1. First, let's calculate the gravitational potential energy of the sphere at the top of the ramp.
- The formula for potential energy is given by U = m * g * h, where m is the mass, g is the acceleration due to gravity, and h is the height.
- In this case, the mass of the sphere is given as M = 2.00 kg, the acceleration due to gravity is approximately 9.8 m/s^2, and the height of the ramp is H = 1.31 m.
- So, the potential energy at the top of the ramp is U = M * g * H.

2. Next, let's calculate the kinetic energy of the sphere at the bottom of the ramp.
- For a rolling object, the kinetic energy is the sum of translational and rotational kinetic energies.
- The translational kinetic energy is given by KET = (1/2) * M * V^2, where V is the velocity of the center of mass.
- The rotational kinetic energy is given by KER = (1/2) * I * ω^2, where I is the moment of inertia and ω is the angular velocity.
- Since the sphere rolls without slipping, the relationship between ω and V is given by ω = V / R, where R is the radius of the sphere.
- The moment of inertia of a solid sphere is given by I = (2/5) * M * R^2.
- Considering the rolling condition, the translational speed and the angular speed are related as V = ω * R.
- Now we can substitute the values to get the kinetic energy at the bottom of the ramp as K = KET + KER.
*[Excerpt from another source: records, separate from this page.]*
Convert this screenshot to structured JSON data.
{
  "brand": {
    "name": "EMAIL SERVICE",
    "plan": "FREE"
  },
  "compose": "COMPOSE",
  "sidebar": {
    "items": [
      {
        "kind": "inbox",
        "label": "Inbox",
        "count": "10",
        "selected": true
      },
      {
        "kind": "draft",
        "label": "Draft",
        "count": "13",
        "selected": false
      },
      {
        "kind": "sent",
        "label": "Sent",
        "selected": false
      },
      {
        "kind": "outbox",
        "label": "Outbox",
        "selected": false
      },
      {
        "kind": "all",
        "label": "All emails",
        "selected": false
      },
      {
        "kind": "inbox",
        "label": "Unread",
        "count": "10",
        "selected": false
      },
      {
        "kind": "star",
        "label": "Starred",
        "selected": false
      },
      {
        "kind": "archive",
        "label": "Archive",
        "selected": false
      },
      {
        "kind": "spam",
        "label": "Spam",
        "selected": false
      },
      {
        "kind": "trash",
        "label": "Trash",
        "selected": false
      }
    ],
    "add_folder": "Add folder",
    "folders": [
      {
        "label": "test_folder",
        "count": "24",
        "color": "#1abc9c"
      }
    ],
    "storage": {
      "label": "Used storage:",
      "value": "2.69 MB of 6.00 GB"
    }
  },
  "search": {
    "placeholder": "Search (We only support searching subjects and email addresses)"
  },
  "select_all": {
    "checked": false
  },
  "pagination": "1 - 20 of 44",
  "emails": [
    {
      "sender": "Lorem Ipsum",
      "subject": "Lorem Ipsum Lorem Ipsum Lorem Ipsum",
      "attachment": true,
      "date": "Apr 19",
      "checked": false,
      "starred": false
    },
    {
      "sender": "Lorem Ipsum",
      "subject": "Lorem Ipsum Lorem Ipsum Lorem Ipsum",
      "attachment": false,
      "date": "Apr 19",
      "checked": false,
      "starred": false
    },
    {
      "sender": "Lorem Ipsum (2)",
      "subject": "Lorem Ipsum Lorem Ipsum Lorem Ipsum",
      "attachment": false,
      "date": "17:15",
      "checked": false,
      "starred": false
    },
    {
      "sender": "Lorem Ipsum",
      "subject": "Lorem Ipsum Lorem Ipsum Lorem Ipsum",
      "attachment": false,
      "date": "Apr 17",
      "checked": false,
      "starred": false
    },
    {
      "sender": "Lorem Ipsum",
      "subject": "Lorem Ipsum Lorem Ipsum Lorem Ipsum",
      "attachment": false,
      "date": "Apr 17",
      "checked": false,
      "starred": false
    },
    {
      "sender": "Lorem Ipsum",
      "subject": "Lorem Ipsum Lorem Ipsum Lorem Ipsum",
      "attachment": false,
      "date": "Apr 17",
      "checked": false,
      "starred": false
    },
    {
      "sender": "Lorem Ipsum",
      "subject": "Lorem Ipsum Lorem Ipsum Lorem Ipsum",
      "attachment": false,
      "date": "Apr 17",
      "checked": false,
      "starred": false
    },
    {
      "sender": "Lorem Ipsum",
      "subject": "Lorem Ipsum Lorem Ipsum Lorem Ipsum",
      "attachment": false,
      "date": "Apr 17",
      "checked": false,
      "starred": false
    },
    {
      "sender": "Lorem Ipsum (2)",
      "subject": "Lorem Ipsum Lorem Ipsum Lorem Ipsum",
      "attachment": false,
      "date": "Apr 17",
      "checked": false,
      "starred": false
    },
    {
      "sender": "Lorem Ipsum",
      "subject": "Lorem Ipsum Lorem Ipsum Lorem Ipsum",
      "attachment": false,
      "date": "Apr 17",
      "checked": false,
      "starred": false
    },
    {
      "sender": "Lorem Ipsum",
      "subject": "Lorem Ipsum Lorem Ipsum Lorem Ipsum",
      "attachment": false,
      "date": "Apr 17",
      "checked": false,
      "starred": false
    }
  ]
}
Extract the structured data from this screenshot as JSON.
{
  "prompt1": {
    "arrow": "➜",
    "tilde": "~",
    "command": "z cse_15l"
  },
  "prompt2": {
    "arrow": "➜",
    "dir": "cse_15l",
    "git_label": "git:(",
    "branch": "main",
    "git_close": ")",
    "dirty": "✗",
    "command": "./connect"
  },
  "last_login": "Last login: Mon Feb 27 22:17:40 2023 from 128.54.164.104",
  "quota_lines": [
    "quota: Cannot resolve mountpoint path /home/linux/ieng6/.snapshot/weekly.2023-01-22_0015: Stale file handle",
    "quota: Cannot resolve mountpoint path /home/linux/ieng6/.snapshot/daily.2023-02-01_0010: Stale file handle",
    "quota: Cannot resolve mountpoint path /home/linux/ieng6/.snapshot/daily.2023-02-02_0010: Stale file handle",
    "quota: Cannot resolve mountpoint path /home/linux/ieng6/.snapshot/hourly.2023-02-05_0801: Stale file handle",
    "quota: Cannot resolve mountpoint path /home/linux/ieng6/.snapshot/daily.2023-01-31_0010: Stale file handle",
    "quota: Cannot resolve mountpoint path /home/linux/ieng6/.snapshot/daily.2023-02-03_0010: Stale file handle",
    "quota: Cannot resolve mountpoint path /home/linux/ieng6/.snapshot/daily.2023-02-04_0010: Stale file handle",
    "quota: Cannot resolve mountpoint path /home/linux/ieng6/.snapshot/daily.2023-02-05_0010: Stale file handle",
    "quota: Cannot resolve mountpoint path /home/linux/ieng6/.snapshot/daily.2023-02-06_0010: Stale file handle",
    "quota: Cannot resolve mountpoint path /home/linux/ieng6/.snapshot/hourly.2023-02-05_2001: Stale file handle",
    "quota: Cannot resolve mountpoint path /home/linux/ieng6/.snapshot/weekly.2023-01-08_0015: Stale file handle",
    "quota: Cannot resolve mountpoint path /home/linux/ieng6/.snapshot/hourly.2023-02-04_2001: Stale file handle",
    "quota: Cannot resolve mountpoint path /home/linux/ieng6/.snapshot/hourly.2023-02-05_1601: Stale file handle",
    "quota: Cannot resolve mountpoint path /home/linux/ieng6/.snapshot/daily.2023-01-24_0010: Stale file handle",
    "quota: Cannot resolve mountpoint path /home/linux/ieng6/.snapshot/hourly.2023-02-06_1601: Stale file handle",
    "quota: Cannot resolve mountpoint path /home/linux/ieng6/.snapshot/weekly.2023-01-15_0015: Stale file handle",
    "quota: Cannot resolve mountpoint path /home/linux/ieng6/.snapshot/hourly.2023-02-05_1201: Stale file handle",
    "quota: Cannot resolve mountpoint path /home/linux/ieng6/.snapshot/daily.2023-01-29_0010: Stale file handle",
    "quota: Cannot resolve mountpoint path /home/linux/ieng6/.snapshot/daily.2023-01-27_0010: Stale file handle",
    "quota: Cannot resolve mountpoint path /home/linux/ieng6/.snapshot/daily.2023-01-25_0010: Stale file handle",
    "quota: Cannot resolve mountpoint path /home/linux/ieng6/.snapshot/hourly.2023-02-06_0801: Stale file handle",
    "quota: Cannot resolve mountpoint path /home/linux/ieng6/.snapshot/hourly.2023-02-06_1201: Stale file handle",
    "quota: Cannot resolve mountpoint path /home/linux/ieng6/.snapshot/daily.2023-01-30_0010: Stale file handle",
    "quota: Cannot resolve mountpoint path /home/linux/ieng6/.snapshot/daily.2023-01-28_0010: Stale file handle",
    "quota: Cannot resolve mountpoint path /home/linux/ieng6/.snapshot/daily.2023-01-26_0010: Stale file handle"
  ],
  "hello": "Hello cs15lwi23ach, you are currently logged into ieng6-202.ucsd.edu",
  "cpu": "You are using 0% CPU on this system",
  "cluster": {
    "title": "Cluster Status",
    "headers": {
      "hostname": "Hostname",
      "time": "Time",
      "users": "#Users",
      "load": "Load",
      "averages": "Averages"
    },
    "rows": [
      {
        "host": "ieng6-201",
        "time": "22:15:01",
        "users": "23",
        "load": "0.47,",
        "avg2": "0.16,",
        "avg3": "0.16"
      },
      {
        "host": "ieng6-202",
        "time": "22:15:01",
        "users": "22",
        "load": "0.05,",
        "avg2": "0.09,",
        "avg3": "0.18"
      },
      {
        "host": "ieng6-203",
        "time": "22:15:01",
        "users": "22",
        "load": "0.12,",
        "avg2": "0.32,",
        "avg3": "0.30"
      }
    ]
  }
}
3. Finally, we use the conservation of energy principle to equate the potential energy at the top with the kinetic energy at the bottom.
- Therefore, U = K, which gives us M * g * H = K.
- Solve this equation for V to find the speed of the sphere's CM at the bottom.

Once you have calculated the potential energy at the top of the ramp and the kinetic energy at the bottom, equate these two values to get:
M * g * H = (1/2) * M * V^2 + (1/2) * (2/5) * M * R^2 * (V/R)^2.

Simplify and solve for V to find the speed of the sphere's CM at the bottom of the ramp.